Vous m’avez demandé si j’étais chômeur, étant entendu que si je ne l’étais pas, je me trouvais dans l’incapacité de les comprendre. Et bien, cher Monsieur Clauteaux, je ne pratique pas de travail salarié. J’ai donc le temps de travailler pour la GR avec toutes les activités que cela suppose et elles sont nombreuses, quelquefois même trop. Sans compter d’autres travaux, notamment pour les Citoyens du monde où j’ai quelques responsabilités et puis des “ravaux personnels et un peu d’activité sportive. Croyez-moi, cela remplit une vie et je ne me sens ni indigne, ni dépourvu d’identité sociale. Seulement voilà, je suis retraité et je dispose de revenus à peu près acceptables. En somme, je vis, déjà, en économie distributive.

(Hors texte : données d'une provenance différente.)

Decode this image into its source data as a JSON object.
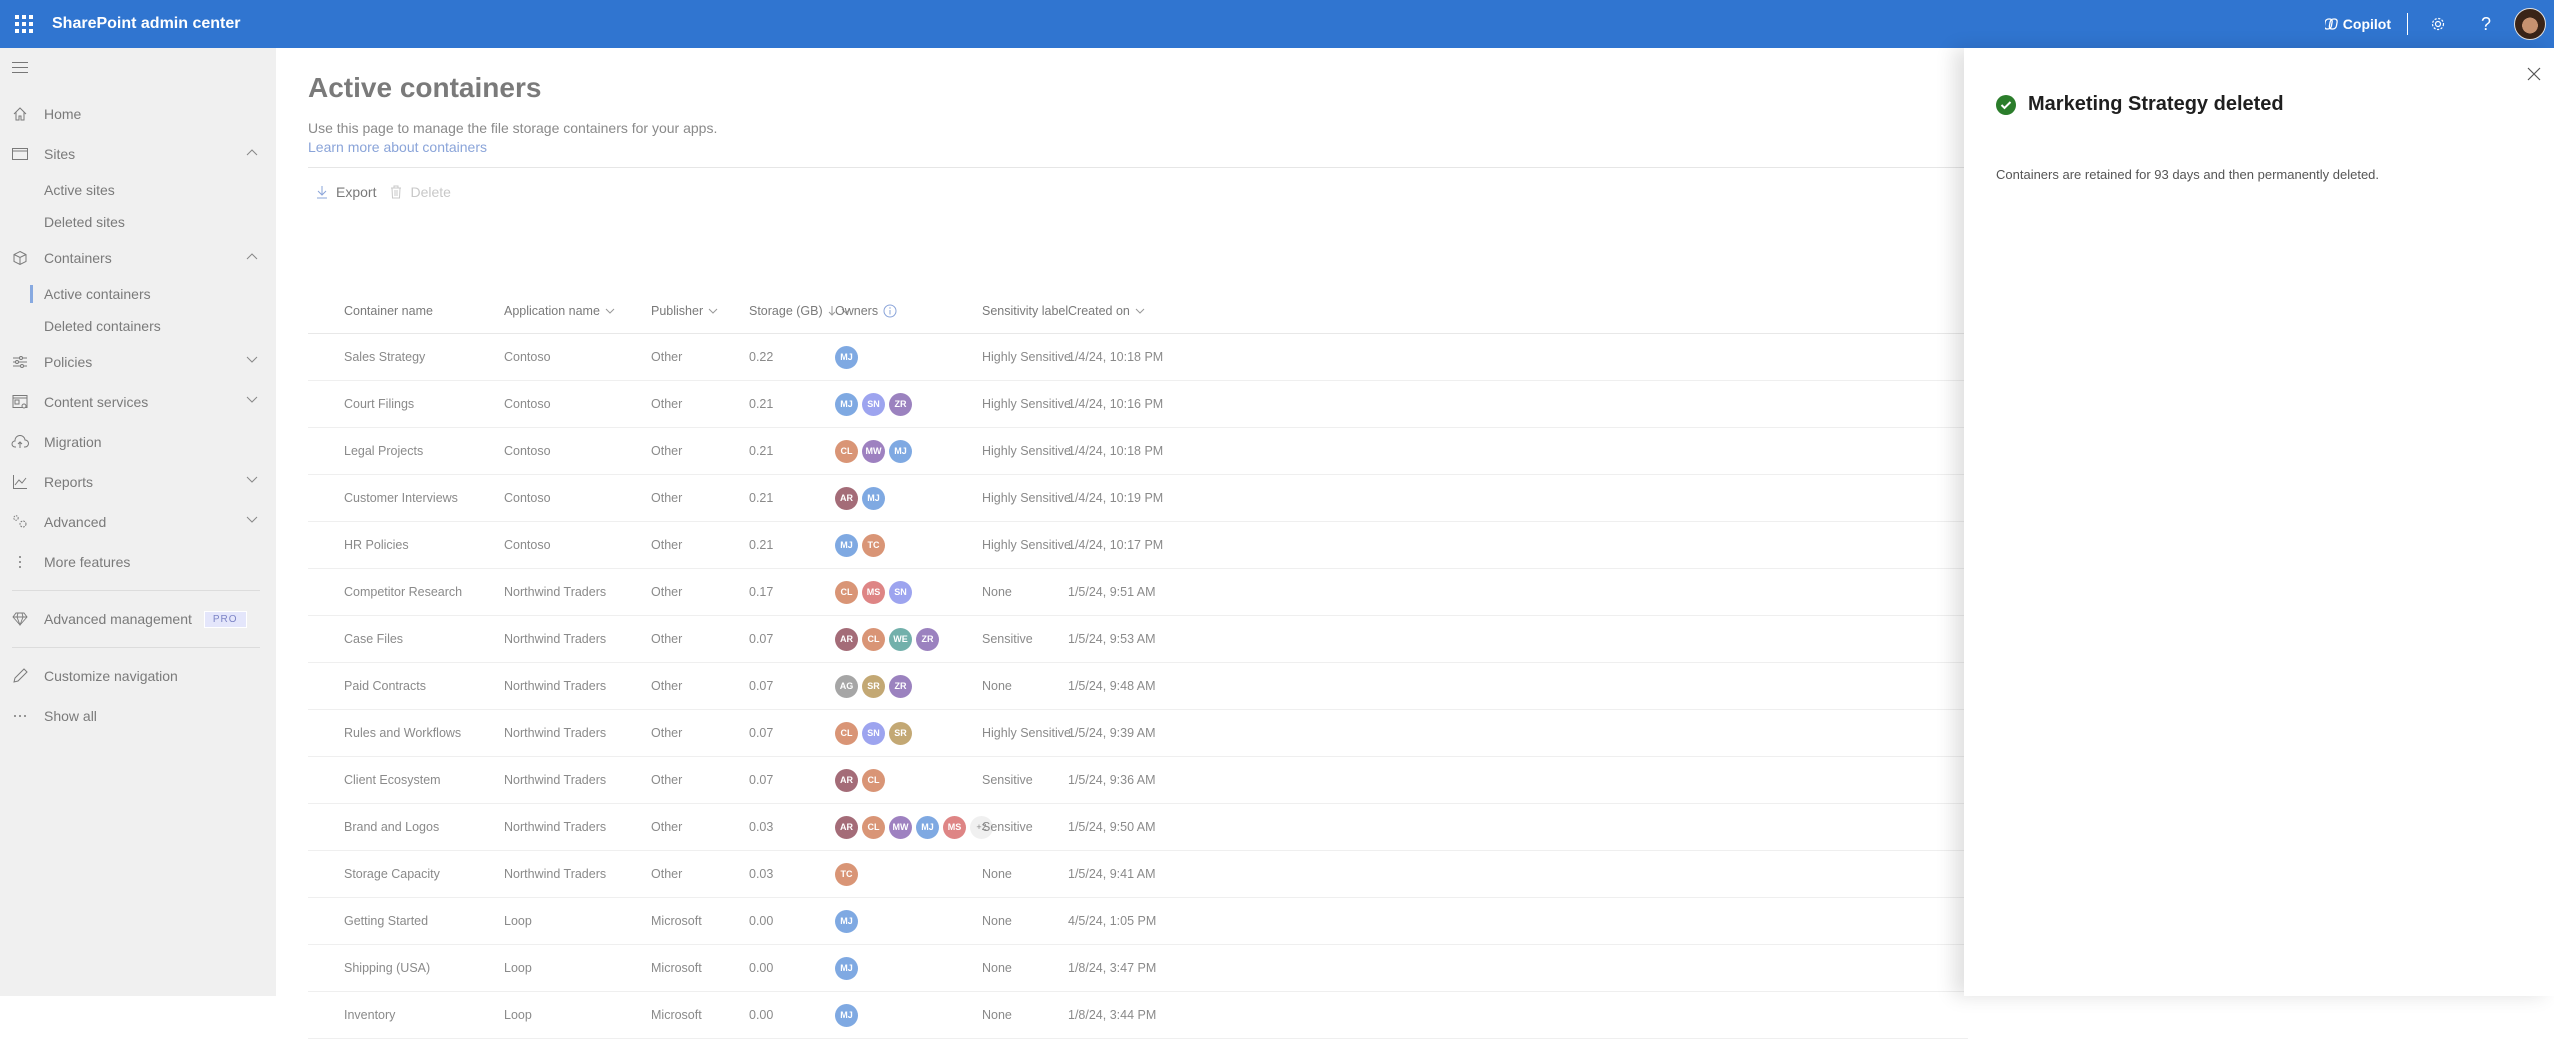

Et je souhaite que beaucoup d’autres personnes puissent aussi le faire. Cela ne démontre-t-il pas que c’est le revenu et non l’emploi qui rend la condition humaine vivable ? C’est pourquoi vous devriez inciter les chômeurs à réclamer de l’argent et pas obligatoirement du boulot. Mais pour comprendre toutes les implications de cela, il faut avoir un peu réfléchi aux questions économiques...
Vous avez, dites-vous, une grande capacité d’apprendre. Je vous souhaite de prendre connaissance de l’économie distributive. Vous comprendrez que là réside le moyen d’éviter des aggravations encore plus énormes du chômage.
Ce sera mon dernier vœu avec l’assurance de ma considération humaniste.